The todo list has been a stack rather than a queue for months. The number of open items has steadily grown as more items are added than removed each week. The list also had many items left over from history generation. I moved the history generation items and lower priority items to the long-term todo list this week. The total amount of work to do didn’t change, but dealing with a smaller list has psychology and efficiency benefits.
- Full support for displaying multiple inventories. If an object can possess items (e.g. corpse, chest), when inspecting the object, inventory slots will be shown. Drag/drop from the object inventory to the player, and vice versa, worked. Pressing the “Take All” button also worked until I made taking items consume a game turn (this made pressing the button schedule an action for the player). The action would be performed, but neither the player’s nor the object’s inventory were updated to reflect that all of the object’s items had moved to the player’s inventory. The solution was to respond to events fired when items were added or removed from an inventory. The implementation wasn’t as straightforward as it sounds because the inventory UI was designed for dragging and dropping, not inventory items changing in the background.
- Actor Movement Type. Actors have a new attribute indicating how they move. There are currently two values: Walk and Fly. These are, so far, only used to determine the movement sound effect. A separate attribute, Pathfinding Map, is used to determine where an actor can move based on how it moves. The Pathfinding Map attribute can be replaced by a combination of the Movement Type and Physical Material (Ghosts, for instance, have a Walk Movement Type but can pass through objects).
- New dev console command: Entities. This command dumps the entities in each cell, as well as the items each entity has, to the debug log. I added this while troubleshooting an issue with displaying multiple inventories in which an item appeared to get assigned a new id (this turned out to be a red herring).
- New Unity Asset: Maintainer. I installed Maintainer, a Unity asset to help maintain project assets. I got it so that I can search for asset references across my project. I’ll explore some of its other features, such as finding and removing unused assets, in the coming weeks.
- Minor improvements and bug fixes
- Error when inspecting multiple entities with items.
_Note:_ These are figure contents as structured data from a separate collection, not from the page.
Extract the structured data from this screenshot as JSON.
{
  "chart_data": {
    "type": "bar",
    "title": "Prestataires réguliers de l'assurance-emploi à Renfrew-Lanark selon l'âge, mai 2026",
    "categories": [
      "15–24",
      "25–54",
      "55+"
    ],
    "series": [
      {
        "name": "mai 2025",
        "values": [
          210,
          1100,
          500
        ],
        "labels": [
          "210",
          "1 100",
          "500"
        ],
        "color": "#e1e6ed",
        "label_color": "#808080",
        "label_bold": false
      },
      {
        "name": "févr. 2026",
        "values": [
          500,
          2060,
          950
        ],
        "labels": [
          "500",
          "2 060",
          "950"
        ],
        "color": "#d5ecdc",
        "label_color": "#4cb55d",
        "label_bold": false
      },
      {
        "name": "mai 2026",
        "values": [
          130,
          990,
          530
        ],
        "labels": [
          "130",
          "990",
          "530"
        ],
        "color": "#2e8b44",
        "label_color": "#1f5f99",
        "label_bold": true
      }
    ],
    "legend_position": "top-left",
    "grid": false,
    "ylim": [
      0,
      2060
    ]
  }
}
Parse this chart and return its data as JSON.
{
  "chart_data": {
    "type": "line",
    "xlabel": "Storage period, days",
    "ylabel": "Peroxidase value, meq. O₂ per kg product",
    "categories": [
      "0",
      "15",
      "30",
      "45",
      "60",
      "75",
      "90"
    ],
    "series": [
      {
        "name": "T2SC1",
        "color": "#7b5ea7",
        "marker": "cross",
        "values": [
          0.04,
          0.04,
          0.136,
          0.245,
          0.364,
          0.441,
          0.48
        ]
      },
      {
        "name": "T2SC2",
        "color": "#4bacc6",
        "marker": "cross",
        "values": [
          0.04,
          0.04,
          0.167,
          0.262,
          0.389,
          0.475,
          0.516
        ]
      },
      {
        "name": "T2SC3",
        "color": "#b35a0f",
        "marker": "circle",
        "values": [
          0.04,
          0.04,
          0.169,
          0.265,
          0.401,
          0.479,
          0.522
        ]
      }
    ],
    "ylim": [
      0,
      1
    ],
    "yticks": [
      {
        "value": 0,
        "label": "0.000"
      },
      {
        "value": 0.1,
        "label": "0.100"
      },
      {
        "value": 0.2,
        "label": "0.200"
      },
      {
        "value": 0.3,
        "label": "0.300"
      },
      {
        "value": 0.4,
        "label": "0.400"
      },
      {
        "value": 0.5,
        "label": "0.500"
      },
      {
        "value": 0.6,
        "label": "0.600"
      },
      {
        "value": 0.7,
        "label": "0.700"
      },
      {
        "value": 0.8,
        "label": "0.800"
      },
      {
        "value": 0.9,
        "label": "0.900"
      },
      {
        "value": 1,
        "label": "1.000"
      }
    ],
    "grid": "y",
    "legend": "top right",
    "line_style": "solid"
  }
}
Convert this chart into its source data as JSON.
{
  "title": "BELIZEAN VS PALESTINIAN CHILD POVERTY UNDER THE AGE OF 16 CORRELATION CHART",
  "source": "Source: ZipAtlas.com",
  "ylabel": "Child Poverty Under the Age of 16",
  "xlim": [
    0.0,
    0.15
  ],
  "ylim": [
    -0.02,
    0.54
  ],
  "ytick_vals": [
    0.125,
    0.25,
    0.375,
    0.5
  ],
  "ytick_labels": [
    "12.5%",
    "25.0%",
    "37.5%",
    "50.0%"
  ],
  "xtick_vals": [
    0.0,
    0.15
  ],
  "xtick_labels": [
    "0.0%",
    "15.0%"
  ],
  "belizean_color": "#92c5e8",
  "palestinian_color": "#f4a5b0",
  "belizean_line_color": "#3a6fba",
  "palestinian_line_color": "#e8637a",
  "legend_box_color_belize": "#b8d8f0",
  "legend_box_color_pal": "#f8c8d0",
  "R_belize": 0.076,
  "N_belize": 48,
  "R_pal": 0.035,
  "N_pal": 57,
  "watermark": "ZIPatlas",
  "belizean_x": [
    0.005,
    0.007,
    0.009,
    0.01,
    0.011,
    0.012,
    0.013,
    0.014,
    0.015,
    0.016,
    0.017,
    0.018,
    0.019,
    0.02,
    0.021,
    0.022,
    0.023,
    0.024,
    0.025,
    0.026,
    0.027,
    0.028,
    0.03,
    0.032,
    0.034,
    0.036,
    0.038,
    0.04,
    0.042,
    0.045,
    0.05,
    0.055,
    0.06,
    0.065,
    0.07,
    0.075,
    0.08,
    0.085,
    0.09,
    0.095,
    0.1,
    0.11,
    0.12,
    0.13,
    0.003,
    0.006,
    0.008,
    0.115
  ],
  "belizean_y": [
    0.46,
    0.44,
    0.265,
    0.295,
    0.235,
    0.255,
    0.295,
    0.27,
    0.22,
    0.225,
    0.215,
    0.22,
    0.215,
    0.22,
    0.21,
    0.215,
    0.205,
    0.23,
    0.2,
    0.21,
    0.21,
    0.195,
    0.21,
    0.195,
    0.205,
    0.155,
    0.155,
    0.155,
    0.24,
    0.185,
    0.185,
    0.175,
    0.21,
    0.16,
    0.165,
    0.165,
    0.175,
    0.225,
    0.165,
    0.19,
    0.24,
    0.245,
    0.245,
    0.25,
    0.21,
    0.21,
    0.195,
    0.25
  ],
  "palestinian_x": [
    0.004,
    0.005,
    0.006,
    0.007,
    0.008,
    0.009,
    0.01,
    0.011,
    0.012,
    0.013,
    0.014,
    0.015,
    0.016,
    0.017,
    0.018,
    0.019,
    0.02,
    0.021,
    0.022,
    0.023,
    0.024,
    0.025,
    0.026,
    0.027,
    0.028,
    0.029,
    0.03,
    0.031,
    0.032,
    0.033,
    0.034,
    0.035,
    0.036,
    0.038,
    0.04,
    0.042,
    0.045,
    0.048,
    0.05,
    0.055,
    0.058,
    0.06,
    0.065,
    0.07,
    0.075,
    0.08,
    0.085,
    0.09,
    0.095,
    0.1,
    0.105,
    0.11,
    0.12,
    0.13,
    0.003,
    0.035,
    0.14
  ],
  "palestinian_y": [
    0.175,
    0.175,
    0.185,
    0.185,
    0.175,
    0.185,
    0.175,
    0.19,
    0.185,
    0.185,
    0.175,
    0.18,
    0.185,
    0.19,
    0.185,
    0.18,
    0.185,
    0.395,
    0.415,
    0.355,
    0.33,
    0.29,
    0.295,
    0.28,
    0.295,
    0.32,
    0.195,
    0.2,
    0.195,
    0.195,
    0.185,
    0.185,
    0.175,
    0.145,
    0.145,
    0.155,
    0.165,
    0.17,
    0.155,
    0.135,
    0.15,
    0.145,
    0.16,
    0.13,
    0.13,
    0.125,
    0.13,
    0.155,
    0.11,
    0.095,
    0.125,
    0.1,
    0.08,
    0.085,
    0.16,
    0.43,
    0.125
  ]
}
The cause of this issue was difficult to track down. The error was trying to destroy a GameObject that had already been destroyed. The root cause was registering the same message listener multiple times. I typically register and unregister in Start and OnDestroy methods respectively. Switching entities in the Inspect Panel doesn’t trigger a destroy, so unregistering the listener didn’t occur. I have an existing todo item to add duplicate listener registration to my messaging code because this issue has occurred before. I should prioritize that…
- MissingReferenceException after throwing an axe into a debris pile. This was an interesting one.
- The player can’t close the Inventory and Inspect Panels after taking all items from an inspected entity.
- A new Inventory Panel instance is created each time the player selects a different entity to inspect in a cell.
- Bat makes a walking noise when it moves.
- Ranger walking animation incorrect.
- Default action for a closed chest is Melee Attack instead of Open.
- When inspecting a Debris Pile, the items in the pile are shown.
- Animated Bones now change to Skeletons as soon as they see the player. The desired, and previous behavior, was for the bones to only animate when the player was next to them.
- The specific entity being inspected in a cell is now highlighted.